Il corvino aveva preso a giocare distrattamente con la penna, lucida ed elegante, facendola oscillare tra le dita lunghe e pallide.

«Mia madre è morta dandomi alla luce. Era provata nel fisico e nel corpo. Il parto fu complicato e sono nato io, piccolo e smilzo... Mi ha cresciuto suo fratello, ma onestamente non si può dire sia stato il migliore degli esempi. Essermi sviluppato come Alpha è stato il mio punto di svolta. Avevo una scelta: continuare sulla discutibile strada su cui mio zio mi aveva indirizzato, oppure evolvermi in qualcosa che fosse degno del ricordo di mia madre e del suo sacrificio. Il resto è storia...»

Restarono in silenzio qualche istante.

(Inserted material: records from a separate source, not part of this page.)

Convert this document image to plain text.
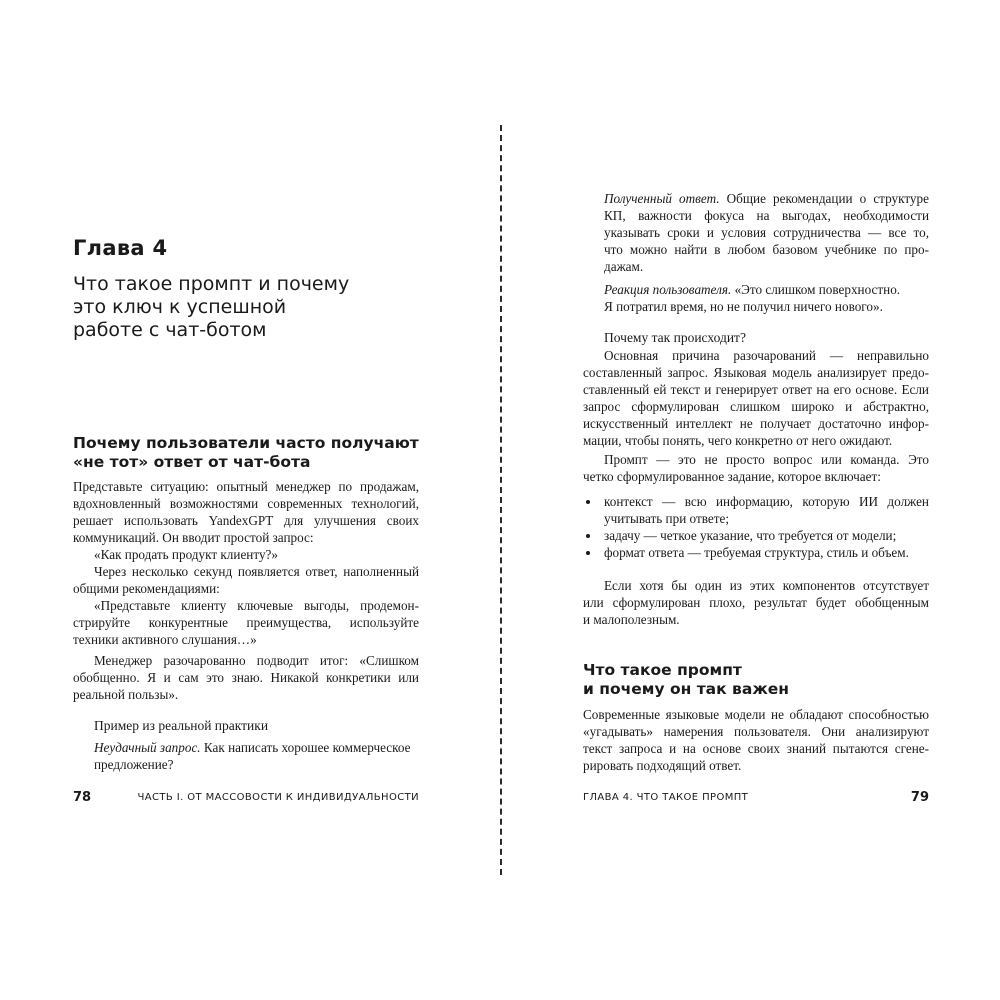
Глава 4
Что такое промпт и почему
это ключ к успешной
работе с чат-ботом
Почему пользователи часто получают
«не тот» ответ от чат-бота
Представьте ситуацию: опытный менеджер по продажам,
вдохновленный возможностями современных технологий,
решает использовать YandexGPT для улучшения своих
коммуникаций. Он вводит простой запрос:
«Как продать продукт клиенту?»
Через несколько секунд появляется ответ, наполненный
общими рекомендациями:
«Представьте клиенту ключевые выгоды, продемон-
стрируйте конкурентные преимущества, используйте
техники активного слушания…»
Менеджер разочарованно подводит итог: «Слишком
обобщенно. Я и сам это знаю. Никакой конкретики или
реальной пользы».
Пример из реальной практики
Неудачный запрос. Как написать хорошее коммерческое
предложение?
78	ЧАСТЬ I. ОТ МАССОВОСТИ К ИНДИВИДУАЛЬНОСТИ
Полученный ответ. Общие рекомендации о структуре
КП, важности фокуса на выгодах, необходимости
указывать сроки и условия сотрудничества — все то,
что можно найти в любом базовом учебнике по про-
дажам.
Реакция пользователя. «Это слишком поверхностно.
Я потратил время, но не получил ничего нового».
Почему так происходит?
Основная причина разочарований — неправильно
составленный запрос. Языковая модель анализирует предо-
ставленный ей текст и генерирует ответ на его основе. Если
запрос сформулирован слишком широко и абстрактно,
искусственный интеллект не получает достаточно инфор-
мации, чтобы понять, чего конкретно от него ожидают.
Промпт — это не просто вопрос или команда. Это
четко сформулированное задание, которое включает:
контекст — всю информацию, которую ИИ должен
учитывать при ответе;
задачу — четкое указание, что требуется от модели;
формат ответа — требуемая структура, стиль и объем.
Если хотя бы один из этих компонентов отсутствует
или сформулирован плохо, результат будет обобщенным
и малополезным.
Что такое промпт
и почему он так важен
Современные языковые модели не обладают способностью
«угадывать» намерения пользователя. Они анализируют
текст запроса и на основе своих знаний пытаются сгене-
рировать подходящий ответ.
ГЛАВА 4. ЧТО ТАКОЕ ПРОМПТ	79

Levi manteneva lo sguardo basso, evitando gli occhi di Eren.

Non gli piaceva parlare del suo passato, sentirsi oggetto di pietà o commiserazione. Il periodo in cui si faceva pena da solo era finito da un pezzo. Temeva seriamente però che qualcosa nell'Omega cambiasse, una volta venuto a conoscenza delle sue origini. Accidenti, perché aveva parlato...?

«Come si chiamava tua madre?»

«Kuchel... Kuchel Ackerman.»

«È un nome davvero speciale... Raro» rispose, alzandosi in piedi.

Dopo una breve occhiata alla porta chiusa rigorosamente a chiave, fece il giro della scrivania per raggiungerlo e fargli passare le dita tra i suoi capelli.

Levi allontanò la sedia, il tanto sufficiente a permettergli di accomodarsi sulle proprie gambe e gli circondò i fianchi con le braccia.

«Sono sicuro che fosse bellissima. Quanto lo sei tu.»

L'uomo nascose il viso sul suo petto, ancora troppo magro nonostante i suoi – subdoli, lo sapeva – sforzi nel farlo mangiare meglio e con più costanza.

«Era bella, sì. Vorrei dirti altro di lei, ma non ne so molto... Per Kenny era un argomento tabù e presto ho smesso di chiedere.»

«Ci sono altri modi per scoprire cose di lei... Potremmo fare delle ricerche. Posso aiutarti.» Con le dita continuava ad accarezzargli la nuca, strofinando i polpastrelli contro i capelli rasati.